Situated at a height of 14270 feet (4350m), this picturesque 134 km long and 5 km wide lake is one of the largest salt water lakes in Asia. About one-third of this salt water lake lies in India while the rest is in China.
One of Ladakh’s magical great lakes, the tear drop shaped Tso Moriri shimmers with an ever-changing series of reflections in its vivid blue waters. At a staggering altitude of 4595 Meters or 15075 feet above sea level, higher than the Pangong Tso or Pangong Lake, this serene saltwater lake is about 7 KM wide at its broadest point and about 20 KM long. In fact, it is the largest high altitude lake in India.

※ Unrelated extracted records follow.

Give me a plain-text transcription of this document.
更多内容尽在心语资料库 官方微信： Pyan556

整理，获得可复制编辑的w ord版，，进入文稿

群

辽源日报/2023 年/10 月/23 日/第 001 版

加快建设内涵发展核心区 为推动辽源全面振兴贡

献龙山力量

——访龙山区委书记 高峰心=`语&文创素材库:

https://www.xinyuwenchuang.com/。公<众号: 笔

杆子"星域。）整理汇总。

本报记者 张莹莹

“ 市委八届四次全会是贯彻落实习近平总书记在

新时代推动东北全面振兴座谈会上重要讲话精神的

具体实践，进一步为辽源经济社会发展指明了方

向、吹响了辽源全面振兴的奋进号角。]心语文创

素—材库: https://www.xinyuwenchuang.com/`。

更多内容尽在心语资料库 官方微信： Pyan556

Flanked by lofty mountains, this beautiful lake and the area around it attract a range of wildlife, including migratory birds, marmots, wild asses and Tibetan wolves.
Ladakh’s most celebrated trekking route follows a relatively straightforward and scenically glorious route through timeless villages in the roadless Markha Valley before crossing the Kongmaru La (5260m). It is a perfect combination of beautiful trans-himalayan landscape with ladakhi villages. There are good chances to spot some high altitude wildlife as well as experience the life of nomadic families as they herd their yaks in these big and beautiful valleys.
The city is deep within a high-sided river valley. The landscape looks more attractive if you climb to the little Central Asian Museum, which celebrates Kargil’s former glory as a trading post on caravan routes.
Majestically rugged, the greatest attraction of this mountain-hemmed Ladakhi Buddhist valley is simply getting there, preferably on a trek. As in Ladakh, the main sights are timeless monasteries, notably at Karsha, Stongdey, Sani and Phuktal, the latter only accessible on foot. The area’s tiny capital, Padum, is not much more than a village with a few shops.